If you’ve ever suspected that Europeans are more uninhibited than North Americans, look no further than Else-Marie and Her Seven Little Daddies. The Swedish edition.
My friend and fellow bookseller, Loraine, brought back a copy of Else-Marie and Her Seven Little Daddies from Sweden in 1991. The deliciously whacked story of a kid with seven identical (and diminutive) daddies is a blast, especially as no explanation for the multiple fathers is provided. Steaming cups of coffee are visible in several scenes, therefore one can assume this is not a family of feminist polygamist Mormons. However, it is a story about difference, and childhood mortification. The conflict occurs when Else-Marie’s mother has to work overtime and can’t pick up her daughter from school, leaving the seven little daddies to step in and take her place. Else-Marie loves her daddies, and worries they will be teased for their size and quantity. Who hasn’t been embarrassed by their parents at one time or another? I still am. However, the daddies are an affable lot, and both Else-Marie and her daddies make it through unscathed. After a meal of fried fish and cream puffs, the family curls up on the couch together to watch an episode of the Ingmar Bergman Comedy Hour. Home Swedish home.

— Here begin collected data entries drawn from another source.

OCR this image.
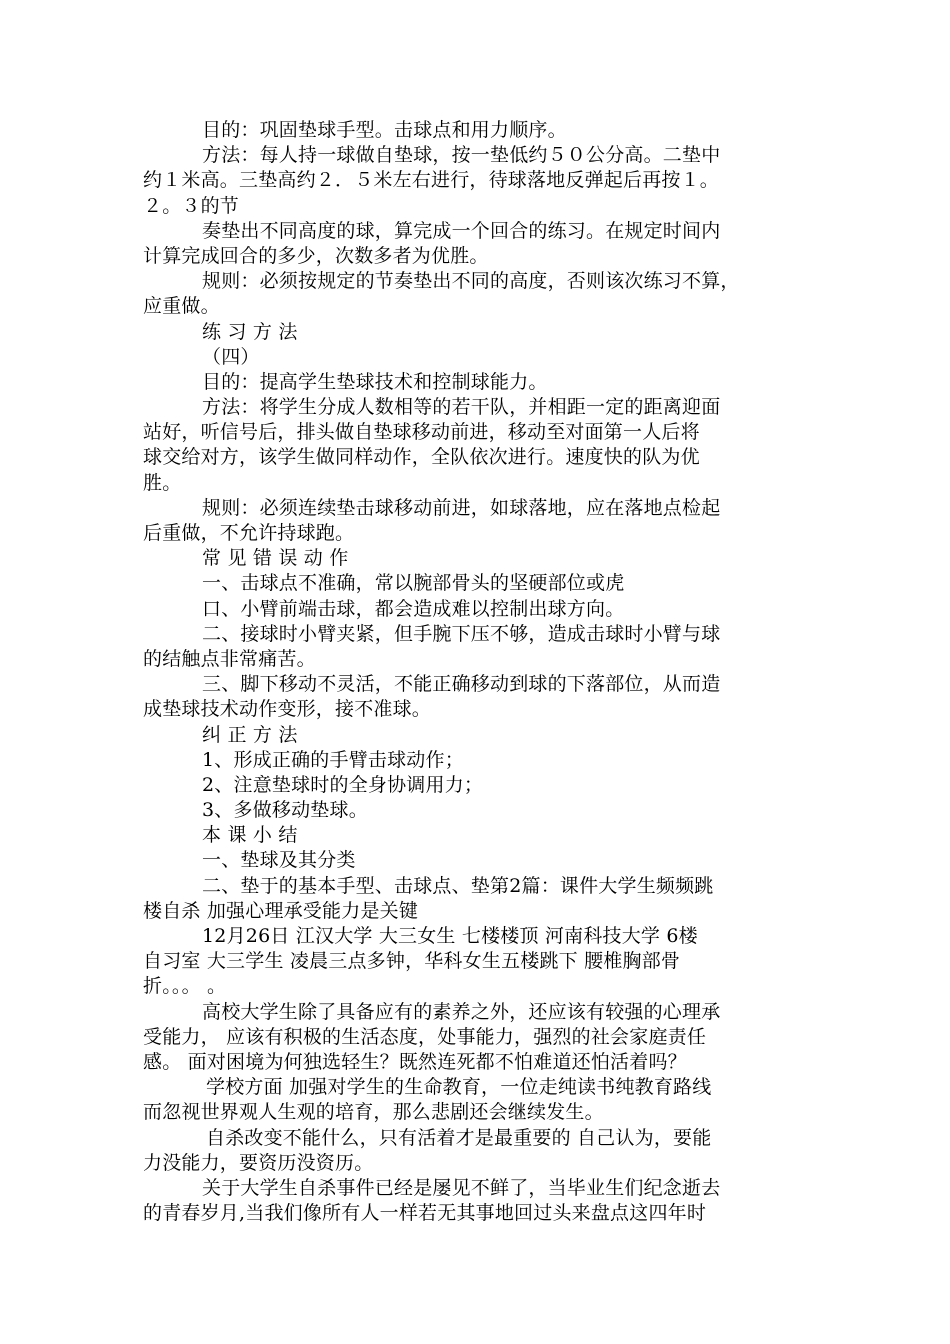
目的：巩固垫球手型。击球点和用力顺序。
方法：每人持一球做自垫球，按一垫低约５０公分高。二垫中
约１米高。三垫高约２．５米左右进行，待球落地反弹起后再按１。
２。３的节
奏垫出不同高度的球，算完成一个回合的练习。在规定时间内
计算完成回合的多少，次数多者为优胜。
规则：必须按规定的节奏垫出不同的高度，否则该次练习不算，
应重做。
练 习 方 法
（四）
目的：提高学生垫球技术和控制球能力。
方法：将学生分成人数相等的若干队，并相距一定的距离迎面
站好，听信号后，排头做自垫球移动前进，移动至对面第一人后将
球交给对方，该学生做同样动作，全队依次进行。速度快的队为优
胜。
规则：必须连续垫击球移动前进，如球落地，应在落地点检起
后重做，不允许持球跑。
常 见 错 误 动 作
一、击球点不准确，常以腕部骨头的坚硬部位或虎
口、小臂前端击球，都会造成难以控制出球方向。
二、接球时小臂夹紧，但手腕下压不够，造成击球时小臂与球
的结触点非常痛苦。
三、脚下移动不灵活，不能正确移动到球的下落部位，从而造
成垫球技术动作变形，接不准球。
纠 正 方 法
1、形成正确的手臂击球动作；
2、注意垫球时的全身协调用力；
3、多做移动垫球。
本 课 小 结
一、垫球及其分类
二、垫于的基本手型、击球点、垫第2篇：课件大学生频频跳
楼自杀 加强心理承受能力是关键
12月26日 江汉大学 大三女生 七楼楼顶 河南科技大学 6楼
自习室 大三学生 凌晨三点多钟，华科女生五楼跳下 腰椎胸部骨
折。。。 。
高校大学生除了具备应有的素养之外，还应该有较强的心理承
受能力， 应该有积极的生活态度，处事能力，强烈的社会家庭责任
感。 面对困境为何独选轻生？既然连死都不怕难道还怕活着吗？
学校方面 加强对学生的生命教育，一位走纯读书纯教育路线
而忽视世界观人生观的培育，那么悲剧还会继续发生。
自杀改变不能什么，只有活着才是最重要的 自己认为，要能
力没能力，要资历没资历。
关于大学生自杀事件已经是屡见不鲜了，当毕业生们纪念逝去
的青春岁月,当我们像所有人一样若无其事地回过头来盘点这四年时
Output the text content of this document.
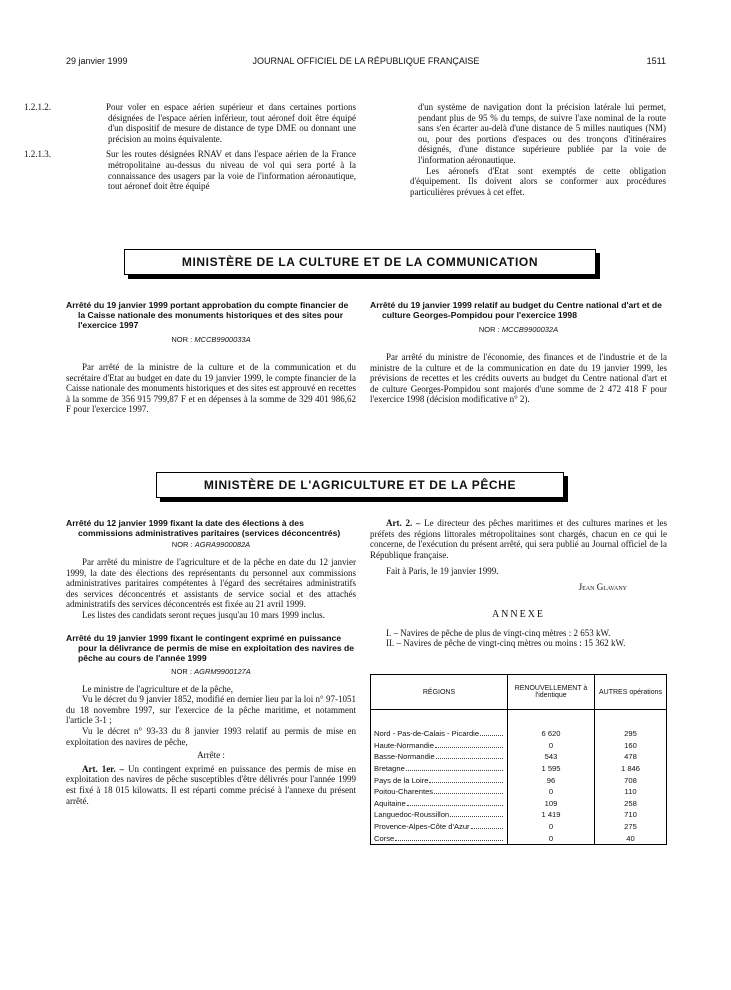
29 janvier 1999	JOURNAL OFFICIEL DE LA RÉPUBLIQUE FRANÇAISE	1511

1.2.1.2.	Pour voler en espace aérien supérieur et dans certaines portions désignées de l'espace aérien inférieur, tout aéronef doit être équipé d'un dispositif de mesure de distance de type DME ou donnant une précision au moins équivalente.

1.2.1.3.	Sur les routes désignées RNAV et dans l'espace aérien de la France métropolitaine au-dessus du niveau de vol qui sera porté à la connaissance des usagers par la voie de l'information aéronautique, tout aéronef doit être équipé

d'un système de navigation dont la précision latérale lui permet, pendant plus de 95 % du temps, de suivre l'axe nominal de la route sans s'en écarter au-delà d'une distance de 5 milles nautiques (NM) ou, pour des portions d'espaces ou des tronçons d'itinéraires désignés, d'une distance supérieure publiée par la voie de l'information aéronautique.

Les aéronefs d'Etat sont exemptés de cette obligation d'équipement. Ils doivent alors se conformer aux procédures particulières prévues à cet effet.

MINISTÈRE DE LA CULTURE ET DE LA COMMUNICATION

Arrêté du 19 janvier 1999 portant approbation du compte financier de la Caisse nationale des monuments historiques et des sites pour l'exercice 1997

NOR : MCCB9900033A

Par arrêté de la ministre de la culture et de la communication et du secrétaire d'Etat au budget en date du 19 janvier 1999, le compte financier de la Caisse nationale des monuments historiques et des sites est approuvé en recettes à la somme de 356 915 799,87 F et en dépenses à la somme de 329 401 986,62 F pour l'exercice 1997.

Arrêté du 19 janvier 1999 relatif au budget du Centre national d'art et de culture Georges-Pompidou pour l'exercice 1998

NOR : MCCB9900032A

Par arrêté du ministre de l'économie, des finances et de l'industrie et de la ministre de la culture et de la communication en date du 19 janvier 1999, les prévisions de recettes et les crédits ouverts au budget du Centre national d'art et de culture Georges-Pompidou sont majorés d'une somme de 2 472 418 F pour l'exercice 1998 (décision modificative n° 2).

MINISTÈRE DE L'AGRICULTURE ET DE LA PÊCHE

Arrêté du 12 janvier 1999 fixant la date des élections à des commissions administratives paritaires (services déconcentrés)

NOR : AGRA9900082A

Par arrêté du ministre de l'agriculture et de la pêche en date du 12 janvier 1999, la date des élections des représentants du personnel aux commissions administratives paritaires compétentes à l'égard des secrétaires administratifs des services déconcentrés et assistants de service social et des attachés administratifs des services déconcentrés est fixée au 21 avril 1999.

Les listes des candidats seront reçues jusqu'au 10 mars 1999 inclus.

Arrêté du 19 janvier 1999 fixant le contingent exprimé en puissance pour la délivrance de permis de mise en exploitation des navires de pêche au cours de l'année 1999

NOR : AGRM9900127A

Le ministre de l'agriculture et de la pêche,

Vu le décret du 9 janvier 1852, modifié en dernier lieu par la loi n° 97-1051 du 18 novembre 1997, sur l'exercice de la pêche maritime, et notamment l'article 3-1 ;

Vu le décret n° 93-33 du 8 janvier 1993 relatif au permis de mise en exploitation des navires de pêche,

Arrête :

Art. 1er. – Un contingent exprimé en puissance des permis de mise en exploitation des navires de pêche susceptibles d'être délivrés pour l'année 1999 est fixé à 18 015 kilowatts. Il est réparti comme précisé à l'annexe du présent arrêté.

Art. 2. – Le directeur des pêches maritimes et des cultures marines et les préfets des régions littorales métropolitaines sont chargés, chacun en ce qui le concerne, de l'exécution du présent arrêté, qui sera publié au Journal officiel de la République française.

Fait à Paris, le 19 janvier 1999.

Jean Glavany

ANNEXE

I. – Navires de pêche de plus de vingt-cinq mètres : 2 653 kW.

II. – Navires de pêche de vingt-cinq mètres ou moins : 15 362 kW.

RÉGIONS	RENOUVELLEMENT à l'identique	AUTRES opérations

Nord - Pas-de-Calais - Picardie	6 620	295

Haute-Normandie	0	160

Basse-Normandie	543	478

Bretagne	1 595	1 846

Pays de la Loire	96	708

Poitou-Charentes	0	110

Aquitaine	109	258

Languedoc-Roussillon	1 419	710

Provence-Alpes-Côte d'Azur	0	275

Corse	0	40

The watercolour illustrations by Pija Lindebaum are full of charm and humour, but are otherwise unremarkable. The thing that distinguishes this book from others on the shelf is the story, and especially the choice of illustrations: Else-Marie at school, eating breakfast, riding the bus, and…um…enjoying a good old family lather n’ soak in the bathtub. Yes, the entire family. Else-Marie nestled against her mother’s bobbing bosom, and the seven little daddies in various stages of soaped up nudity. Not that you really see anything…it’s just the context. It would be very unusual, actually impossible to publish a book with this communal bathing scene in North America. However, Daddies was published simultaneously in Canada by Douglas & McIntyre, which is the copy I own. How did they get it past our one-person-per-tub sensibilities? Easy. This illustration is not included in the Canadian edition.
It’s not for me to judge this sort of thing. I would be fu&#*! up far beyond my current level of fu&#*!itude had I bathed with my entire family as a child. It was bad enough that we ate together. But this portrait of shared ablutions is brimming with familial warmth and sociability, and is not in the least bit suggestive or creepy. It is a surprising image, yes, but Else-Marie’s family appears to be thoroughly wholesome, if not entirely traditional. Besides, this is the country that gave us Abba and affordable bookcases, so who am I to question what they do behind their prefabricated doors?
Other books have pushed the boundaries of what is and isn’t acceptable in a children’s picture book publishing, and yet have still made it to the shelves intact. In the Night Kitchen by Maurice Sendak includes several illustrations of a kid floating through a dream-time kitchen with his meat and two veg exposed, which did then, and still does stir up controversy. In The Night Kitchen is a lifetime member of the Top Ten Most Banned Books of All Time list, but nevertheless, it doesn’t quite push our North American buttons in the same way a depiction of adults and children sharing a bath does, judging by the informal poll I took amongst friends and family, and the fact that the illustration never made it past the editorial board.
Publishers do ‘correct’ for differences in cultural sensibilities, which is troubling on a number of levels. In the American edition of Harry Potter and the Philosopher’s Stone, not only was the title changed to Harry Potter and the Sorcerer’s Stone, certain British idioms like ‘revision’ and ‘jumper’ were were removed and replaced by Americanisms. Not only is this completely unnecessary, it’s offensively paternalistic. One of the ways we learn about other cultures is through literature, idioms and all. And if it wasn’t for my friend bringing back the original edition of Else-Marie and Her Seven Daddies, I would not have known that it’s possible to have seven daddies, and that Swedes, some Swedes, and most likely some Canadians, know how to stretch the bath bubble budget in the most interesting way.
Else-Marie and Her Seven Little Daddies by Pija Lindenbaum, published by Douglas & McIntyre, 1991
In the Night Kitchen by Maurice Sendak, published by HarperCollins, 1970
I suppose there are a whole lot of more horrible ways to fix the ‘issue’ than simply omitting the picture but one can’t quite help but wonder what they would have done if the illustration was integral to the plot?
Lovely review!
When I read a translated picture book I do wonder what “cultural” changes have been made – all too often it’s impossible to know of course.